We’re getting ginger, star anise and burnt oak. That’s not to say the fruit is gone, just now we’re getting some candy raisins (that sort of synthetic sweetness) and burnt tea leaves. It’s quite a bit deeper and smokier now. There’s maybe even some grass and a touch of hay. Coming back to it and keeping our nose a little bit further away, we’re getting a nice creamy vanilla note, and then moving our noses closer we’re back to the rich treacle and toffee.

Palate (with water)

A little tighter, it’s sweet but the alcohol has stiffened up and we’re getting some fizzy sherbet on the tongue. There’s now some maple syrup drizzled over bacon, and it’s quite salty on the back palate. We’re finding persimmon, black pepper, cinnamon and a touch of grapefruit.
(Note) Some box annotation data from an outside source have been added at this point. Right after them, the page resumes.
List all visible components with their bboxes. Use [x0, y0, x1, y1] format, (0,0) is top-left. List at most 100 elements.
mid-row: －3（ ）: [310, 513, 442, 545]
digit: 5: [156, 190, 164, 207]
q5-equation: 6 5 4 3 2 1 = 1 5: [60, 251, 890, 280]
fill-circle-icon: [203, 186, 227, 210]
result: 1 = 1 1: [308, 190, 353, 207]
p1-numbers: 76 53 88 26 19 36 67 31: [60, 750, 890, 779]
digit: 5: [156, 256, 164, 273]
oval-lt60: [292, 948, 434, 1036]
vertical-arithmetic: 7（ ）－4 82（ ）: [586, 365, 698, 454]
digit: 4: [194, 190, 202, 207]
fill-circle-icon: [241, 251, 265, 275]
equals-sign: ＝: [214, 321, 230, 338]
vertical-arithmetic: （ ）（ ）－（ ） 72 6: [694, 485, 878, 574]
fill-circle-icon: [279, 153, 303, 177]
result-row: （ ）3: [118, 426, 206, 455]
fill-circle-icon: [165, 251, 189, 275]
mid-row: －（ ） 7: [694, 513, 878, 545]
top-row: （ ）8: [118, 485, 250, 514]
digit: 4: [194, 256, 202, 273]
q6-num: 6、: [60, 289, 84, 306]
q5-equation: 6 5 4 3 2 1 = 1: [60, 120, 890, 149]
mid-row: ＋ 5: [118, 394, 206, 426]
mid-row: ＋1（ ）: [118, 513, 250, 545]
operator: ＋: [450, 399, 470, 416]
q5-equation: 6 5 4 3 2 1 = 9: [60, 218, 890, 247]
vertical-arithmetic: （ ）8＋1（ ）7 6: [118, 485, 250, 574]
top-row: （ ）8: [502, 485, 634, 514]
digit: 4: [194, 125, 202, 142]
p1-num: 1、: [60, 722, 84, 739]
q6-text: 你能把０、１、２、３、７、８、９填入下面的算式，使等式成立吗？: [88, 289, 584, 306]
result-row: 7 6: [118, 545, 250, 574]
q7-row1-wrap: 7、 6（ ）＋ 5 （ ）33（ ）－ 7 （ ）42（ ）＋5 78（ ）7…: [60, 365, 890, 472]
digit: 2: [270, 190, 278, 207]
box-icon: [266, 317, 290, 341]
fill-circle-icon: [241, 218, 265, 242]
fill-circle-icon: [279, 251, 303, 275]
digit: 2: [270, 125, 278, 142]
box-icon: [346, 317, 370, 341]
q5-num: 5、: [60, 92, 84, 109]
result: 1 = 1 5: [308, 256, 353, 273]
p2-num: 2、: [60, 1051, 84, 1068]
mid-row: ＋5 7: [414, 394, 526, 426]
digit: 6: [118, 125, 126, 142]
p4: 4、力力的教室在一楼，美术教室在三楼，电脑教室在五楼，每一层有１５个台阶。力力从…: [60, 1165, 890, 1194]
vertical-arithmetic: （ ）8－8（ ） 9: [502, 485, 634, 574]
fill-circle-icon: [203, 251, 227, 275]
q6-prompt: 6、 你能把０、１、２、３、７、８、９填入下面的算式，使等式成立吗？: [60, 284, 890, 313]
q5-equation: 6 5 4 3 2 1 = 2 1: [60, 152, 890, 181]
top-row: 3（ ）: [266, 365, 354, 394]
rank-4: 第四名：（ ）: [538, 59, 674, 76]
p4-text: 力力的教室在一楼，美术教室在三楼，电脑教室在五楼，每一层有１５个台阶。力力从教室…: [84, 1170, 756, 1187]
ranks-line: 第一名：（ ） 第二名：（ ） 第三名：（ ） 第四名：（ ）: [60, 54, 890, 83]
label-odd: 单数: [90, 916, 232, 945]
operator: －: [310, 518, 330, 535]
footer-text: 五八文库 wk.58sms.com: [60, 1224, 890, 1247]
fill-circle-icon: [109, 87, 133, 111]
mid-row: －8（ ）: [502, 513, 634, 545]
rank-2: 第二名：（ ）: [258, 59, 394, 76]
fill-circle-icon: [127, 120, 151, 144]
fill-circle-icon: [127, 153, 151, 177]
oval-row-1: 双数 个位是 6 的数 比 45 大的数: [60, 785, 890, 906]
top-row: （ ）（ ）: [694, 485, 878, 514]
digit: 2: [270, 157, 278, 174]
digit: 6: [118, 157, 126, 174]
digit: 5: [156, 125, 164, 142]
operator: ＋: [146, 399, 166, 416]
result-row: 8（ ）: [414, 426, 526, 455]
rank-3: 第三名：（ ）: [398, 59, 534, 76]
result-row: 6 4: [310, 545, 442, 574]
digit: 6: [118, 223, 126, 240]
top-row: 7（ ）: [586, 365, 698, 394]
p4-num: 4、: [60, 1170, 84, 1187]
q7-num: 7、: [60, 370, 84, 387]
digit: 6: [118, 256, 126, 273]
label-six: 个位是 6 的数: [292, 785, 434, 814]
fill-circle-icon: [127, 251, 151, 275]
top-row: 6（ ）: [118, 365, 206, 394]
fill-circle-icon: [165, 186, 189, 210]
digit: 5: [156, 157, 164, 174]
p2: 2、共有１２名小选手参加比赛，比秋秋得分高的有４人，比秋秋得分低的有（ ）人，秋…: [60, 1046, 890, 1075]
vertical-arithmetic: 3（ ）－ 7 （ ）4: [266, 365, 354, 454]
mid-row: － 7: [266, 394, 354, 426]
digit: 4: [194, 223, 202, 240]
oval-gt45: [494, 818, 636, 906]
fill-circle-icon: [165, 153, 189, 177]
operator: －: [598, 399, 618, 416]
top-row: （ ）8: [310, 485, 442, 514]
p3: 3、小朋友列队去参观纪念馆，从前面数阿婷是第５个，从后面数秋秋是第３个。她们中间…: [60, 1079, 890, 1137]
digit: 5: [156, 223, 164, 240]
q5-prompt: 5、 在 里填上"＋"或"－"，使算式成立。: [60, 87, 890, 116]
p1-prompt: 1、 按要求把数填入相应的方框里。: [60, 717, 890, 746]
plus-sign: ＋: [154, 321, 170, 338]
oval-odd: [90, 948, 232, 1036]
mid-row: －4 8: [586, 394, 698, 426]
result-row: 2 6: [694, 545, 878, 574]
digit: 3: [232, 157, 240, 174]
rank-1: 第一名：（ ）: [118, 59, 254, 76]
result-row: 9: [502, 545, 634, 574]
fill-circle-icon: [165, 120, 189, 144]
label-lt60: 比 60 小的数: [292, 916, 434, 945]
It’s a little lighter now, not as luscious on the palate, but still holding a nice long finish.

Conclusion

We always try to consider price when giving a score to a whisky, so when we say this whisky is a 9/10, we mean this whisky is worth/we would personally pay over the odds for it. It’s arguably a perfect, or maybe just a brilliant marriage of sherry and peat from one of our favourite distilleries. Incredible, amazing.. it’s as good of a Bowmore as we’ve ever tried.

Score: 9/10


Bowmore 14yo 1998/2012 Cadenheads 

Region: Islay

ABV: 56.7%

Price: £70.00

This release was matured in a refill bourbon hogshead for 14 years before being released as part of the Authentic Collection.

Nose

Creamy vanilla that mixes incredibly well with the light peat smoke. The smoke is masquerading as burnt coffee, and we’re also getting a fair bit of earthiness. Going back to it we’re finding some sour apple, hazelnuts and some tobacco. It’s a little weird.. the nose is very light and restrained, with the dominant note being the smoke, but the smoke is also very light and restrained. Quite pleasant though.

Palate

Roasted salted peanuts, burnt ginger biscuit, smoked custard with a tingly finish that goes on for a good length. There’s an initial hit of sweetness but it quickly dissipates to smoke/tar. To us it’s quite smokey for a Bowmore. Going back we’re getting salt and vinegar crisps, mussels in a white wine and cream sauce and some toasted hazelnuts. The alcohol makes itself known in the form of young spirit/ethanol notes, but it doesn’t have any of the associated burn or spice.

Nose (with water)

Much nuttier, those roasted peanuts and hazelnuts are back in force. The alcohol/ethanol has also made a distinct entrance, petrol, more smoke, iodine and burnt oak. We’re quite surprised at the peat level we detect here, we were expecting a much gentler smoke influence. Going back there’s a certain paint stripper aroma now.. a little less to our taste.

Palate (with water)

Oh, there’s some honey now, but then we’re back to the bitter burnt oak. Candied peanuts now, it’s actually brought out a lot more sugar than before. There’s still a fair alcohol burn here, and we’re still getting the overwhelming peat smoke.

Conclusion

It’s nice without water, and overall a good dram, but not what we want from Bowmore. There’s a bit too much dominating smoke and ethanol that makes it slightly unpleasant. Saying that, it’s quite a savoury dram so might be up your alley, but for us we’ll keep searching.

Score: 7/10

  • 10 - Perfection. A whisky that we’ll remember forever.
  • 9 - Amazing. We’d pay through the nose for a bottle.
  • 8 - Great. Pick this up at RRP.
  • 7 - Good. Happy to have a dram or two but wouldn’t buy a bottle.
  • 6 - Passable. Would accept a dram, but wouldn’t seek it out.
  • 5 - Poor. Would drink if it was the only option.
  • 4 - Bad. Maybe it can be saved by ginger beer?
  • 3 - Awful. It can't be saved by ginger beer.
  • 2 - Pour it out
  • 1 - We’ve never tried a whisky rated this low and hopefully never will.